Those vying to be the first state representative from the new district include Mandi Ballinger, Dean Sheridan, Alan Shinall and Harold Welchel.
Ballinger, a community volunteer who has worked as a victim advocate at the Cherokee County District Attorney’s Office and with the Forsyth County District Attorney’s Office, says she plans to be an advocate for the residents and that she is committed to fight for what’s right.
“As a conservative with experience running a family business, I’ll work to cut the size of government and make it more efficient,” Ballinger said. “I’ve been heavily involved in our local community and will represent our citizens first, not the special interests.”
Sheridan, a managing partner in a consulting firm, said he is a true fiscal conservative with a family history of civic involvement and values.
“I possess the ability to adapt to adversity, employ a diverse skill set and desire to learn something new every day. I am people person, a humble man, willing to admit when I’m wrong,” Sheridan said about what makes him best qualified for the seat.
Shinall, a retired businessman who served as chairman of the Cherokee Elections Board, said he has the kind of experience needed in elected office.
“I served our country in the U.S. Air Force because I felt called to defend the values that we hold and that are now under attack. I led the Cherokee County Republican Party, and during my tenure as chairman, we elected Republicans to every county position. Last but not least, I have spent my career as a businessman. As a business owner, I have negotiated multi-million dollar deals, balanced budgets, made tough decisions and created jobs. I will take that experience to Atlanta to deliver conservative reforms,” Shinall said.
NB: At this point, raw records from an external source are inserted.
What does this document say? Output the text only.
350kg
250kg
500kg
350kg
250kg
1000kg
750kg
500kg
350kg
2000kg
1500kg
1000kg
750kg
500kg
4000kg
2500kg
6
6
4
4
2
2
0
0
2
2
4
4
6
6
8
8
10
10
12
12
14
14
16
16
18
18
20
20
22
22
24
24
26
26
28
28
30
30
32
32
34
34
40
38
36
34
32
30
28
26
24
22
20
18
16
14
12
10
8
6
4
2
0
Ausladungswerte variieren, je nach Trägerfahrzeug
Welchel, a local business owner, said he has spent a lifetime living, working, running a business, raising a family, and communicating with the people of District 23.
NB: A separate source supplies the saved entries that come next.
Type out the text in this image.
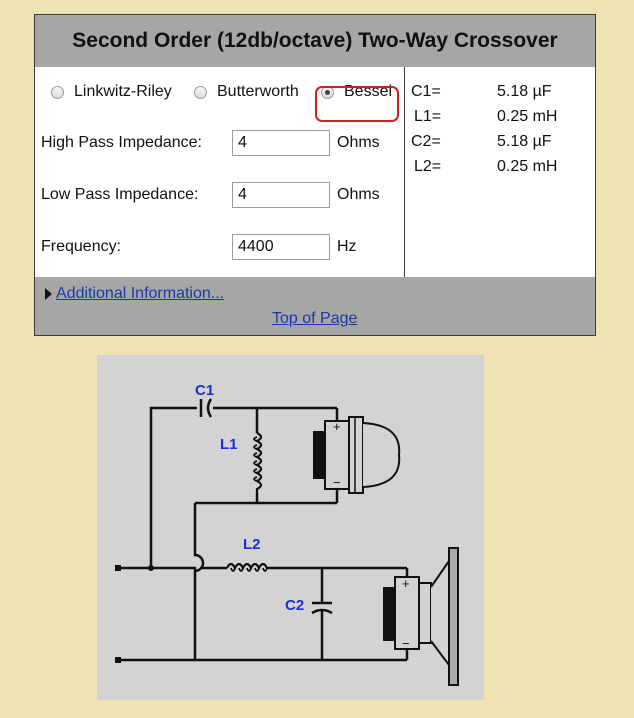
Second Order (12db/octave) Two-Way Crossover
Linkwitz-Riley	Butterworth	Bessel
High Pass Impedance:
4	Ohms
Low Pass Impedance:
4	Ohms
Frequency:
4400	Hz
C1=	5.18 µF
L1=	0.25 mH
C2=	5.18 µF
L2=	0.25 mH
Additional Information...
Top of Page
+
−
+
−
C1
L1
L2
C2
“I intend to work at this position, as every task that is set before me by God, with an extreme, deep-seated need to get the job done,” he said.
Ballinger and her husband, Eric Ballinger, an attorney in Canton, have been married for 12 years and have one son, Henry. She earned a finance degree from Kennesaw State University and has lived in Georgia all her life.
“As representative, I’ll work to eliminate our state income tax, which will encourage new employers to move to Georgia and create economic growth here,” she said. “I’ll work with fellow conservatives to make this a reality so that Georgia can continue to compete with surrounding states.”
Sheridan, who is married and has four children, attended college for two years and was co-chair for Newt Gingrich in 2012 in Cherokee County.
“I will be focusing on repeals of any current legislation, taxation, and regulation, licensing, permitting, bad code enforcement that directly or indirectly harm the free enterprise system or citizen in any way. Promoting the most fertile soil for free enterprise – free markets that make Georgia the most competitive or advantageous, favorable, business dynamic,” Sheridan said of his platform.
Shinall is married, has two sons and one grandson and lives in Acworth. He is a New York School of Music graduate and has conducted numerous business seminars and classes.
“Beyond the failures of Barack Obama, it is all about jobs and spending. It is vital that, while the politicians in D.C. are bankrupting this country and killing jobs, we cut and limit government spending in Georgia and pass pro-business legislation that will attract new jobs to Cherokee County,” Shinall said. “Our families are struggling and they are afraid of what may come tomorrow, we need new jobs to restore confidence, cut government spending to limit government and lower taxes on our families.”
Welchel is married with a son and daughter and has an associate’s degree from Pickens Technical School.
“One of the most pressing issues right now is the budget crisis,” he said. “This cannot be solved in state legislature. This has to be solved at the local level.”